The joint venture will make significant improvements to the Dana facility aimed at serving farmer customers. To be completed by harvest in 2013, the modernization project could eventually more than triple the unload capacity and warehouse space for corn, soybeans and wheat originated at Dana. Rail track space will be increased from a 65-car capacity to a 90-car capacity, and rail load capacity will be increased from 20,000 bushels per hour to approximately 50,000 bushels per hour. Grain drying capacity will be quadrupled. While the work plan is still under development, the total investment is expected to exceed $20 million.
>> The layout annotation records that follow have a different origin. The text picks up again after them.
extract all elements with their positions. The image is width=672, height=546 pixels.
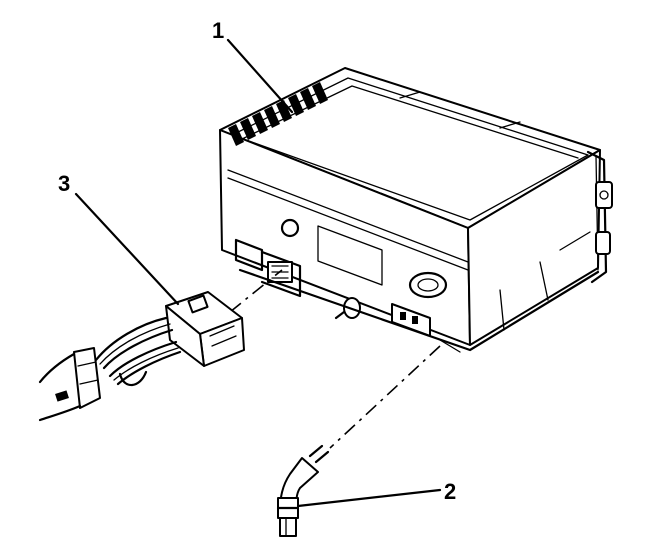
wiring-harness-connector-icon	[38, 269, 283, 422]
leader-line-3	[74, 192, 180, 306]
leader-line-2	[296, 488, 442, 508]
callout-3: 3	[58, 171, 71, 196]
leader-line-1	[226, 38, 294, 114]
leader-lines	[74, 38, 442, 508]
radio-receiver-icon	[219, 67, 613, 353]
antenna-cable-icon	[276, 345, 441, 537]
callout-2: 2	[444, 479, 457, 504]
heatsink-fins	[228, 82, 328, 146]
callout-1: 1	[212, 18, 225, 43]
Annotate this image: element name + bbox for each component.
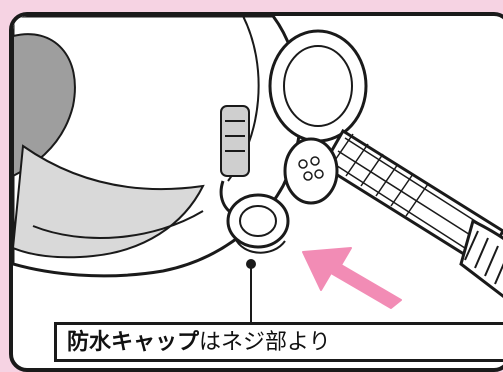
illustration-panel	[9, 12, 503, 372]
caption-bold: 防水キャップ	[67, 330, 200, 355]
insert-direction-arrow-icon	[302, 247, 402, 309]
waterproof-cap-icon	[219, 180, 290, 334]
caption-label: 防水キャップはネジ部より	[54, 322, 503, 362]
cable-connector-icon	[283, 128, 503, 298]
caption-rest: はネジ部より	[199, 330, 331, 355]
illustration-stage: 防水キャップはネジ部より	[9, 12, 503, 372]
connector-socket-icon	[220, 29, 368, 177]
assembly-illustration	[13, 16, 503, 334]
"For our farmer customers, these upgrades will reduce unloading times, provide more storage space and expand the marketplaces for the delivery of grain," said Doug Childers, regional Farm Services Group leader for Cargill. "For our customers who process corn and soybeans, we will strengthen our ability to take care of their needs."
The Dana facility currently supplies corn to processors in the southeast U.S. and also is seeing growing demand from ethanol plants in Indiana and Ohio. Soybeans are sent mainly to Cargill's oilseed processing facilities in the southeast.
Hiroshi Fukuchi, president and chief executive officer of Agrex, said: "For the Dana marketplace, the joint venture will provide additional outlets through both Agrex's export terminal in Mobile, Alabama, U.S., and the domestic sales channels through our office in Bowling Green, Ohio, U.S. These outlets will provide new marketplaces and contribute to the local farming community."